This is an issue that I've been thinking on for several years. One thing that I've considered as a solution to this problem is a hard word limit on new bills that go through Congress (a 5000 word limit would be an example of such a length). Ideally, the length would be short enough such that the average regular task in Congress could realistically be written as a single bill, but even if this was not the case, a proposed bill that needed more length could instead be introduced as two or even three bills that are collectively equivalent.
The previous statement creates the appearance that such a law would have no effect, but there are several reasons why this would be beneficial:
- It creates a disincentive for large bills. A 1,000,000 word bill under this system would have to be passed as 200 separate bills.

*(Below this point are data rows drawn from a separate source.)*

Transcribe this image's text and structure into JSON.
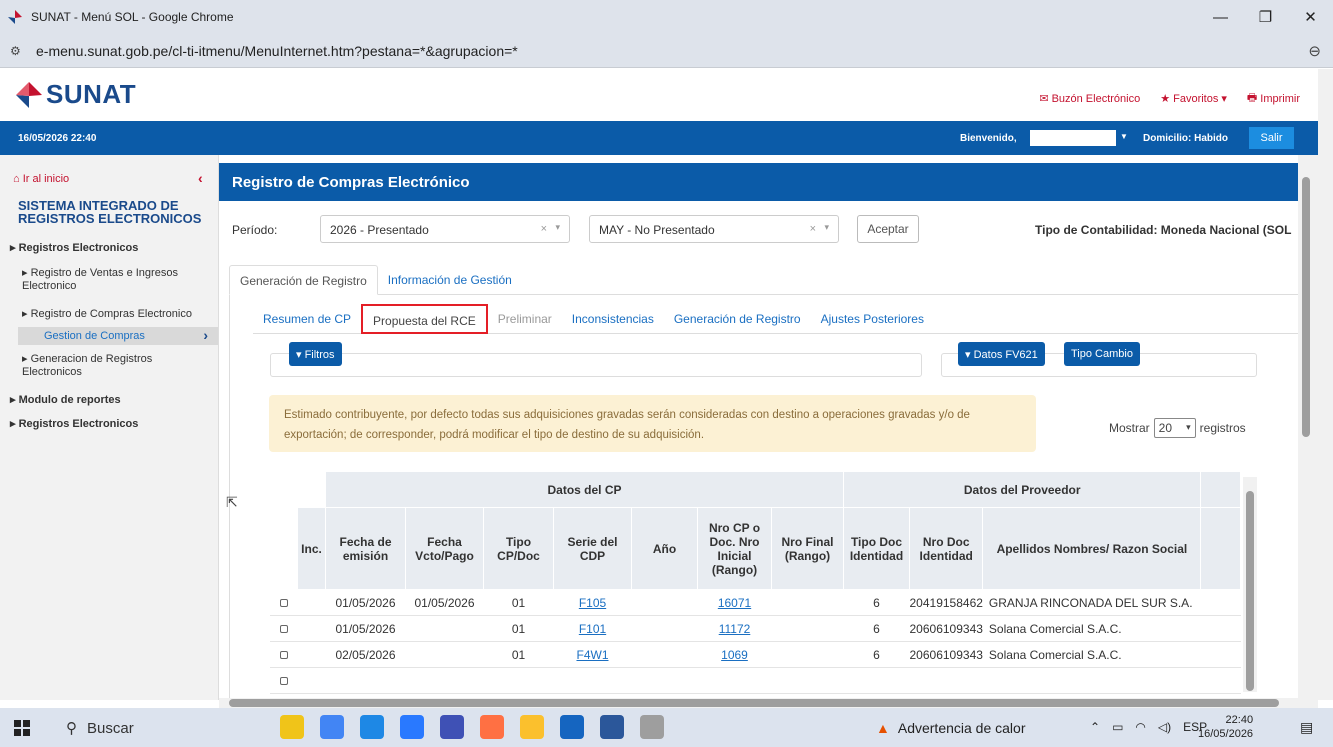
{
  "browser": {
    "window_title": "SUNAT - Menú SOL - Google Chrome",
    "url": "e-menu.sunat.gob.pe/cl-ti-itmenu/MenuInternet.htm?pestana=*&agrupacion=*",
    "minimize": "—",
    "restore": "❐",
    "close": "✕",
    "zoom": "⊖"
  },
  "header": {
    "logo_text": "SUNAT",
    "links": {
      "buzon": "Buzón Electrónico",
      "favoritos": "Favoritos",
      "imprimir": "Imprimir"
    },
    "date_time": "16/05/2026 22:40",
    "welcome": "Bienvenido,",
    "domicilio": "Domicilio: Habido",
    "salir": "Salir"
  },
  "sidebar": {
    "home": "Ir al inicio",
    "system_line1": "SISTEMA INTEGRADO DE",
    "system_line2": "REGISTROS ELECTRONICOS",
    "items": [
      "Registros Electronicos",
      "Registro de Ventas e Ingresos",
      "Electronico",
      "Registro de Compras Electronico",
      "Gestion de Compras",
      "Generacion de Registros",
      "Electronicos",
      "Modulo de reportes",
      "Registros Electronicos"
    ]
  },
  "main": {
    "title": "Registro de Compras Electrónico",
    "period_label": "Período:",
    "year_select": "2026 - Presentado",
    "month_select": "MAY - No Presentado",
    "aceptar": "Aceptar",
    "tipo_contabilidad": "Tipo de Contabilidad: Moneda Nacional (SOL",
    "tabs": [
      "Generación de Registro",
      "Información de Gestión"
    ],
    "subtabs": [
      "Resumen de CP",
      "Propuesta del RCE",
      "Preliminar",
      "Inconsistencias",
      "Generación de Registro",
      "Ajustes Posteriores"
    ],
    "filtros": "▾ Filtros",
    "datos_fv": "▾ Datos FV621",
    "tipo_cambio": "Tipo Cambio",
    "notice_line1": "Estimado contribuyente, por defecto todas sus adquisiciones gravadas serán consideradas con destino a operaciones gravadas y/o de",
    "notice_line2": "exportación; de corresponder, podrá modificar el tipo de destino de su adquisición.",
    "mostrar": "Mostrar",
    "mostrar_value": "20",
    "registros": "registros"
  },
  "table": {
    "group_cp": "Datos del CP",
    "group_prov": "Datos del Proveedor",
    "columns": {
      "inc": "Inc.",
      "fecha_emision": "Fecha de emisión",
      "fecha_vcto": "Fecha Vcto/Pago",
      "tipo_cp": "Tipo CP/Doc",
      "serie": "Serie del CDP",
      "anio": "Año",
      "nro_cp": "Nro CP o Doc. Nro Inicial (Rango)",
      "nro_final": "Nro Final (Rango)",
      "tipo_doc": "Tipo Doc Identidad",
      "nro_doc": "Nro Doc Identidad",
      "razon": "Apellidos Nombres/ Razon Social"
    },
    "rows": [
      {
        "fecha_emision": "01/05/2026",
        "fecha_vcto": "01/05/2026",
        "tipo_cp": "01",
        "serie": "F105",
        "anio": "",
        "nro_cp": "16071",
        "nro_final": "",
        "tipo_doc": "6",
        "nro_doc": "20419158462",
        "razon": "GRANJA RINCONADA DEL SUR S.A."
      },
      {
        "fecha_emision": "01/05/2026",
        "fecha_vcto": "",
        "tipo_cp": "01",
        "serie": "F101",
        "anio": "",
        "nro_cp": "11172",
        "nro_final": "",
        "tipo_doc": "6",
        "nro_doc": "20606109343",
        "razon": "Solana Comercial S.A.C."
      },
      {
        "fecha_emision": "02/05/2026",
        "fecha_vcto": "",
        "tipo_cp": "01",
        "serie": "F4W1",
        "anio": "",
        "nro_cp": "1069",
        "nro_final": "",
        "tipo_doc": "6",
        "nro_doc": "20606109343",
        "razon": "Solana Comercial S.A.C."
      }
    ]
  },
  "taskbar": {
    "search": "Buscar",
    "warning": "Advertencia de calor",
    "lang": "ESP",
    "time": "22:40",
    "date": "16/05/2026"
  }
}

This in turn would require 200 bill proposals, 200 separate debate sessions, and 200 voting sessions. This would take a lot of time, and this is time that the members of Congress are not spending on other bills or on their personal lives. This artificial, time based throttling discourages excessively long bills from being passed, but it has progressively lesser effects on shorter bills.
- It allows sufficient time for a realistic review of new bills, both from the perspective of the members of Congress and from the President's perspective. When the bills that are being discussed are 5000 words or less, it is reasonable to expect that the members of Congress read the bill in its entirety before voting on it (this might take somewhere between 1/2 hour and 2 hours, depending on reading speed). Though riders are still possible, they will therefore be more transparent to members of Congress (even if they are obfuscated, it will be apparent that the proposed bill contains obfuscated text). Since there is an inherent delay in proposing and voting on a bill, even in the worst case scenario, Congress would have difficulties passing bills fast enough for the President to not have enough time to review each bill in its entirety. Congress would have to pass multiple bills consecutively without reading any of them for days on end for this to be a possible issue, and even then, the President might start considering vetoing all incoming bills until Congress slowed down. Therefore, the points of limited time and absurdly long bills is no longer a form of plausible deniability for passing bills with riders in them.

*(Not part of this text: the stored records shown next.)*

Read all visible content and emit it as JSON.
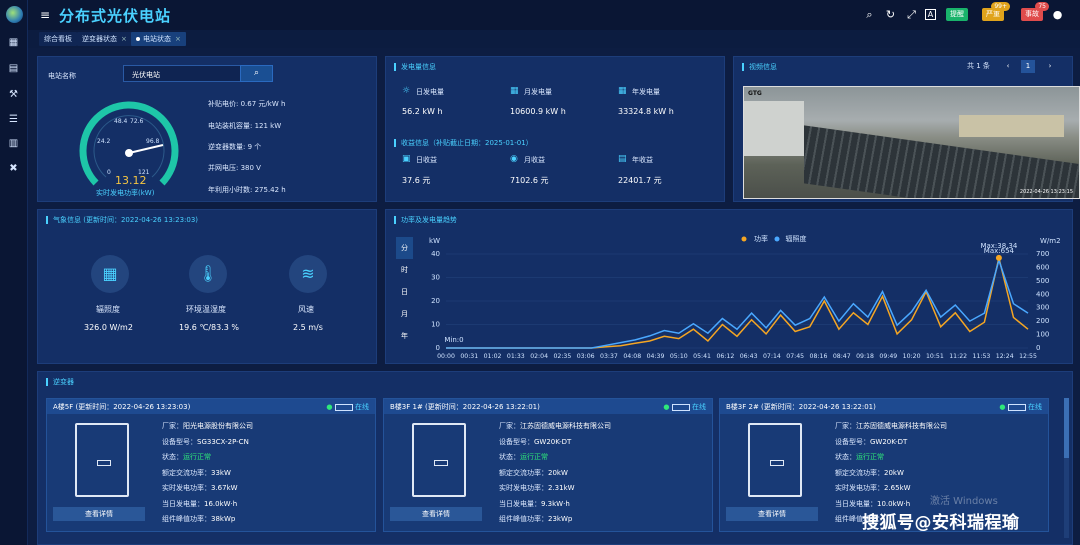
{
  "app": {
    "title": "分布式光伏电站"
  },
  "header": {
    "badges": [
      {
        "label": "提醒",
        "color": "#19b36b",
        "count": ""
      },
      {
        "label": "严重",
        "color": "#e0a31c",
        "count": "99+"
      },
      {
        "label": "事故",
        "color": "#e04c4c",
        "count": "75"
      }
    ]
  },
  "tabs": [
    {
      "label": "综合看板",
      "closable": false,
      "active": false
    },
    {
      "label": "逆变器状态",
      "closable": true,
      "active": false
    },
    {
      "label": "电站状态",
      "closable": true,
      "active": true
    }
  ],
  "station": {
    "name_label": "电站名称",
    "name_value": "光伏电站",
    "gauge": {
      "value": "13.12",
      "label": "实时发电功率(kW)",
      "ticks": [
        "0",
        "24.2",
        "48.4",
        "72.6",
        "96.8",
        "121"
      ],
      "max": 121,
      "current": 13.12
    },
    "info": [
      {
        "label": "补贴电价:",
        "value": "0.67 元/kW h"
      },
      {
        "label": "电站装机容量:",
        "value": "121 kW"
      },
      {
        "label": "逆变器数量:",
        "value": "9 个"
      },
      {
        "label": "并网电压:",
        "value": "380 V"
      },
      {
        "label": "年利用小时数:",
        "value": "275.42 h"
      }
    ]
  },
  "generation": {
    "title": "发电量信息",
    "items": [
      {
        "label": "日发电量",
        "value": "56.2 kW h",
        "icon": "sun-icon"
      },
      {
        "label": "月发电量",
        "value": "10600.9 kW h",
        "icon": "calendar-icon"
      },
      {
        "label": "年发电量",
        "value": "33324.8 kW h",
        "icon": "calendar-icon"
      }
    ],
    "income_title": "收益信息（补贴截止日期：2025-01-01）",
    "income": [
      {
        "label": "日收益",
        "value": "37.6 元",
        "icon": "money-icon"
      },
      {
        "label": "月收益",
        "value": "7102.6 元",
        "icon": "money-bag-icon"
      },
      {
        "label": "年收益",
        "value": "22401.7 元",
        "icon": "money-calendar-icon"
      }
    ]
  },
  "video": {
    "title": "视频信息",
    "pager_text": "共 1 条",
    "page": "1",
    "cam_logo": "GTG",
    "cam_time": "2022-04-26 13:23:15"
  },
  "weather": {
    "title": "气象信息 (更新时间：2022-04-26 13:23:03)",
    "items": [
      {
        "label": "辐照度",
        "value": "326.0 W/m2",
        "icon": "solar-panel-icon"
      },
      {
        "label": "环境温湿度",
        "value": "19.6 ℃/83.3 %",
        "icon": "thermometer-icon"
      },
      {
        "label": "风速",
        "value": "2.5 m/s",
        "icon": "wind-icon"
      }
    ]
  },
  "trend": {
    "title": "功率及发电量趋势",
    "tabs": [
      "分",
      "时",
      "日",
      "月",
      "年"
    ],
    "active_tab": "分"
  },
  "chart_data": {
    "type": "line",
    "title": "",
    "legend_position": "top-center",
    "ylabel_left": "kW",
    "ylabel_right": "W/m2",
    "ylim_left": [
      0,
      40
    ],
    "ylim_right": [
      0,
      700
    ],
    "yticks_left": [
      "0",
      "10",
      "20",
      "30",
      "40"
    ],
    "yticks_right": [
      "0",
      "100",
      "200",
      "300",
      "400",
      "500",
      "600",
      "700"
    ],
    "x_ticks": [
      "00:00",
      "00:31",
      "01:02",
      "01:33",
      "02:04",
      "02:35",
      "03:06",
      "03:37",
      "04:08",
      "04:39",
      "05:10",
      "05:41",
      "06:12",
      "06:43",
      "07:14",
      "07:45",
      "08:16",
      "08:47",
      "09:18",
      "09:49",
      "10:20",
      "10:51",
      "11:22",
      "11:53",
      "12:24",
      "12:55"
    ],
    "annotations": {
      "max": "Max:38.34",
      "max2": "Max:654",
      "min": "Min:0"
    },
    "series": [
      {
        "name": "功率",
        "color": "#f5a623",
        "axis": "left",
        "values": [
          0,
          0,
          0,
          0,
          0,
          0,
          0,
          0,
          0,
          0,
          0,
          0.5,
          1,
          2,
          3,
          5,
          4,
          8,
          3,
          10,
          5,
          12,
          6,
          14,
          7,
          9,
          20,
          8,
          15,
          10,
          22,
          6,
          12,
          24,
          9,
          15,
          7,
          11,
          38.34,
          13,
          8
        ]
      },
      {
        "name": "辐照度",
        "color": "#4aa8ff",
        "axis": "right",
        "values": [
          0,
          0,
          0,
          0,
          0,
          0,
          0,
          0,
          0,
          0,
          0,
          20,
          40,
          60,
          90,
          130,
          110,
          180,
          110,
          220,
          140,
          260,
          150,
          280,
          170,
          220,
          380,
          200,
          330,
          230,
          420,
          170,
          270,
          430,
          230,
          320,
          200,
          260,
          654,
          330,
          260
        ]
      }
    ]
  },
  "inverters": {
    "title": "逆变器",
    "items": [
      {
        "name": "A楼5F (更新时间：2022-04-26 13:23:03)",
        "status_text": "在线",
        "fields": [
          {
            "label": "厂家：",
            "value": "阳光电源股份有限公司"
          },
          {
            "label": "设备型号：",
            "value": "SG33CX-2P-CN"
          },
          {
            "label": "状态：",
            "value": "运行正常",
            "ok": true
          },
          {
            "label": "额定交流功率：",
            "value": "33kW"
          },
          {
            "label": "实时发电功率：",
            "value": "3.67kW"
          },
          {
            "label": "当日发电量：",
            "value": "16.0kW·h"
          },
          {
            "label": "组件峰值功率：",
            "value": "38kWp"
          }
        ],
        "detail_label": "查看详情"
      },
      {
        "name": "B楼3F 1# (更新时间：2022-04-26 13:22:01)",
        "status_text": "在线",
        "fields": [
          {
            "label": "厂家：",
            "value": "江苏固德威电源科技有限公司"
          },
          {
            "label": "设备型号：",
            "value": "GW20K-DT"
          },
          {
            "label": "状态：",
            "value": "运行正常",
            "ok": true
          },
          {
            "label": "额定交流功率：",
            "value": "20kW"
          },
          {
            "label": "实时发电功率：",
            "value": "2.31kW"
          },
          {
            "label": "当日发电量：",
            "value": "9.3kW·h"
          },
          {
            "label": "组件峰值功率：",
            "value": "23kWp"
          }
        ],
        "detail_label": "查看详情"
      },
      {
        "name": "B楼3F 2# (更新时间：2022-04-26 13:22:01)",
        "status_text": "在线",
        "fields": [
          {
            "label": "厂家：",
            "value": "江苏固德威电源科技有限公司"
          },
          {
            "label": "设备型号：",
            "value": "GW20K-DT"
          },
          {
            "label": "状态：",
            "value": "运行正常",
            "ok": true
          },
          {
            "label": "额定交流功率：",
            "value": "20kW"
          },
          {
            "label": "实时发电功率：",
            "value": "2.65kW"
          },
          {
            "label": "当日发电量：",
            "value": "10.0kW·h"
          },
          {
            "label": "组件峰值功率：",
            "value": ""
          }
        ],
        "detail_label": "查看详情"
      }
    ]
  },
  "overlay": {
    "watermark": "搜狐号@安科瑞程瑜",
    "windows": "激活 Windows"
  }
}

- It makes it such that riders are proportionally larger in the bills they are a part of. Consider a 1,000,000 word bill with a 500 word rider in it. That rider is .005% of the entire bill. From a Congressman's perspective, the bill could be argued as worth passing since it is 99.995% "good". However, if the same 500 word rider had to be put into a 5000 word bill, it would comprise 10% of that bill, and there would only be 4500 words in the bill (90%) that were not a part of the rider. There would be a greater chance of the Congressman seeing the bill as worth rejecting on the basis of a contained rider.

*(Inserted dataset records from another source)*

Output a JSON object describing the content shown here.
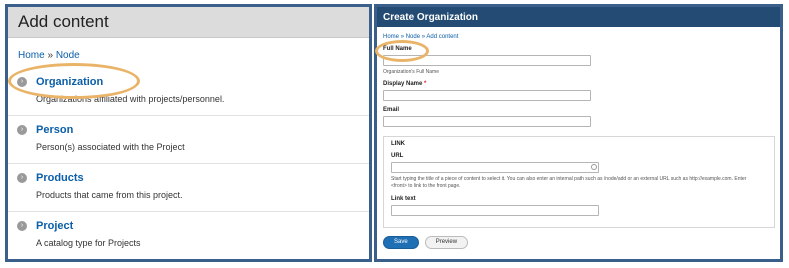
{
  "left": {
    "header_title": "Add content",
    "breadcrumb": [
      "Home",
      "Node"
    ],
    "breadcrumb_sep": "»",
    "items": [
      {
        "title": "Organization",
        "desc": "Organizations affiliated with projects/personnel."
      },
      {
        "title": "Person",
        "desc": "Person(s) associated with the Project"
      },
      {
        "title": "Products",
        "desc": "Products that came from this project."
      },
      {
        "title": "Project",
        "desc": "A catalog type for Projects"
      }
    ]
  },
  "right": {
    "header_title": "Create Organization",
    "breadcrumb": [
      "Home",
      "Node",
      "Add content"
    ],
    "breadcrumb_sep": "»",
    "full_name_label": "Full Name",
    "full_name_help": "Organization's Full Name",
    "display_name_label": "Display Name",
    "required_mark": "*",
    "email_label": "Email",
    "link_legend": "LINK",
    "url_label": "URL",
    "url_help": "Start typing the title of a piece of content to select it. You can also enter an internal path such as /node/add or an external URL such as http://example.com. Enter <front> to link to the front page.",
    "link_text_label": "Link text",
    "save_label": "Save",
    "preview_label": "Preview"
  },
  "colors": {
    "frame_border": "#3a5f8a",
    "highlight": "#e9b468",
    "right_header_bg": "#244b73",
    "link_blue": "#0b5ea8",
    "save_button": "#1f6fb5"
  },
  "icons": {
    "item_bullet": "chevron-circle-right-icon",
    "url_throbber": "autocomplete-throbber-icon"
  }
}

Are there any thoughts on this? Any detriments or additional benefits that I have not yet thought of?
Another possible solution that I've considered for this problem is the creation of another medium for interstate level finances to benefit states, perhaps in a way that might not need the federal government to serve this role. The very existence of pork (I consider this to consist of riders that fund financial endeavors with primary benefit that is not at the federal level) suggests that there is a demand for funding large state projects with finances that individual states cannot realistically procure, and that federal bills are presently the most readily available way to meed this demand. I considered the possibility of an interstate borrowing system as a possible implementation of such a solution, but my thoughts on this subject (feasibility, benefits, detriments, etc.) are less refined. Does this sound interesting to anybody else?
I suppose occasionally riders do some good.
Is there a specific example that you were thinking of when you said that? Also, did you mean to say that some laws that are passed as riders are good on their own accord, or that the practice of passing laws as riders is occasionally beneficial, even if the laws themselves are not necessarily so?